January 2025
·
12 Reads
International Journal on Homelessness
Although nearly 600,000 people experience homelessness in the United States (U.S) every year, efforts to address this public health crisis are limited by the underperformance of standard methods to estimate localized and nationwide homelessness. Recent studies suggest social media activity can function as a proxy for measures of state-level public health, detectable through straightforward applications of natural language processing. We present the results of our efforts to apply this approach to estimate homelessness at the state level throughout the US during the period 2010-2019 and 2022 using a dataset of roughly 1 million geotagged tweets containing the substring “homeless.” Correlations between homelessness-related tweet counts and ranked per capita homelessness volume, but not general-population densities, suggest a relationship between the likelihood of Twitter users to personally encounter or observe homelessness in their everyday lives and their likelihood to communicate about it online.
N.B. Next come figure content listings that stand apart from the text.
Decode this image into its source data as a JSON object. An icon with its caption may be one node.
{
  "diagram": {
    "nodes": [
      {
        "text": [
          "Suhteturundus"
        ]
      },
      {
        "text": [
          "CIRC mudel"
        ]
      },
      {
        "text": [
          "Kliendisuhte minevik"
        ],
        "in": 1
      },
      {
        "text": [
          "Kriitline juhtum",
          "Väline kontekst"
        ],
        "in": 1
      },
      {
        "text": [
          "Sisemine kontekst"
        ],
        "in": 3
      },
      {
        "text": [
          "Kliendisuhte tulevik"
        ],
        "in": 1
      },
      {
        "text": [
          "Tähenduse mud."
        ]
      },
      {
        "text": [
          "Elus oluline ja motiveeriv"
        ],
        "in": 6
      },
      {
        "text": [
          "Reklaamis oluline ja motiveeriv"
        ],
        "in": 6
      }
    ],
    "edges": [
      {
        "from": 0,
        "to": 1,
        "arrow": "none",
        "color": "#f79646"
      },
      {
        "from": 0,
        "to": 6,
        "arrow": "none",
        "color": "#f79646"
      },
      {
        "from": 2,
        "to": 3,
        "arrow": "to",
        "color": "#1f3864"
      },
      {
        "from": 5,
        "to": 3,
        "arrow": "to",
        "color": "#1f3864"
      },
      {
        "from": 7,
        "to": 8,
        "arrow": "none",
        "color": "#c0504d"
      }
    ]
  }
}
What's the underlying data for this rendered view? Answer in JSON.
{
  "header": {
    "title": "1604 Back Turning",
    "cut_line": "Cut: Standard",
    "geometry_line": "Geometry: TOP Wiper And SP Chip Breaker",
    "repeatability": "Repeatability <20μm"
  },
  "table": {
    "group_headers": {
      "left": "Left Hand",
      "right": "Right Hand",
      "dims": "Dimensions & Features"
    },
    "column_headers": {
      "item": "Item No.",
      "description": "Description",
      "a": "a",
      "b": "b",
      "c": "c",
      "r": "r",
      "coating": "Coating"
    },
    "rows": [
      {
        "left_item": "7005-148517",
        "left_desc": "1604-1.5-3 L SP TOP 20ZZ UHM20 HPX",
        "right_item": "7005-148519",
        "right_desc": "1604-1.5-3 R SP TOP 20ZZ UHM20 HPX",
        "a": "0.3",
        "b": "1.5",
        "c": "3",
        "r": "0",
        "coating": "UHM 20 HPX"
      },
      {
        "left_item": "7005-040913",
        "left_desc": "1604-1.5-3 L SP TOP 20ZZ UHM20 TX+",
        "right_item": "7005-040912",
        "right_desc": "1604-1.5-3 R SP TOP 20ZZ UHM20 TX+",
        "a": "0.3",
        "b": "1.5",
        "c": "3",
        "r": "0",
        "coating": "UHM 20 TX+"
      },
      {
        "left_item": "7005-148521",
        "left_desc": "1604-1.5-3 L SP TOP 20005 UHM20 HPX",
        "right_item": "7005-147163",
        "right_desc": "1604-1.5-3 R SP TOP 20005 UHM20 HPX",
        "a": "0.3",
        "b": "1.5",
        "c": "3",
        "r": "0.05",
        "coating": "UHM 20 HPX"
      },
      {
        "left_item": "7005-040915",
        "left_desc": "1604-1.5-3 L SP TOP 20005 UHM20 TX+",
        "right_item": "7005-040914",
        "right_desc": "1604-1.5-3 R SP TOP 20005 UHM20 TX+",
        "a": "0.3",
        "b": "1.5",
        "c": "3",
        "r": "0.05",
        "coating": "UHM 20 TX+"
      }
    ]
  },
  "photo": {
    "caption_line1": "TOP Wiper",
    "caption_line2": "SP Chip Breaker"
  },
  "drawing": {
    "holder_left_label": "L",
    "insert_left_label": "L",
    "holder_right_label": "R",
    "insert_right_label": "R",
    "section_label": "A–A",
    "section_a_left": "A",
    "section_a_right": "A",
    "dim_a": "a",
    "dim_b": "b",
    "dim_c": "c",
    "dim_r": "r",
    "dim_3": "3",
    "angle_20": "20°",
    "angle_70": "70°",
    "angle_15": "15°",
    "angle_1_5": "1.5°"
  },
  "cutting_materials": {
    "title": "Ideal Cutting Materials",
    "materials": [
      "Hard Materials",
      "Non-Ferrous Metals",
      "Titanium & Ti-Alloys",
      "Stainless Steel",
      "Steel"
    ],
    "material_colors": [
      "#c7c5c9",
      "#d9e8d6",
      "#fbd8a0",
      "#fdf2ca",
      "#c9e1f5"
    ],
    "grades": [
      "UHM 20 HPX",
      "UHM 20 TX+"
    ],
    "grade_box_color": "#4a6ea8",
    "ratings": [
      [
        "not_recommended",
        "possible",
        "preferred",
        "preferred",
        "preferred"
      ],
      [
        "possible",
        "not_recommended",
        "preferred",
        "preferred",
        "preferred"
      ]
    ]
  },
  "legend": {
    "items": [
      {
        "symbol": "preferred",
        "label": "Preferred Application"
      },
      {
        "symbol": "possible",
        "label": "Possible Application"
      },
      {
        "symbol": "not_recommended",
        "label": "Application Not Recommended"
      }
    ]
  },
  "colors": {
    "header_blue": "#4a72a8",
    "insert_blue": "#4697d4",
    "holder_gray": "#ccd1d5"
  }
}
An increase in the log-odds of the word “homeless” appearing in an English-language tweet, as well as an acceleration in the increase in average tweet sentiment, suggest that tweets about homelessness are also affected by trends at the nation-scale. Additionally, changes to the lexical content of tweets over time suggest that reversals to the polarity of national or state-level trends may be detectable through an increase in political or service-sector language over the semantics of charity or direct appeals. While a computational approach to social media analysis may provide a low-cost, real-time dataset rich with information about nationwide and localized impacts of homelessness and homelessness policy, we find that practical issues abound, limiting the potential of social media as a proxy to complement other measures of homelessness.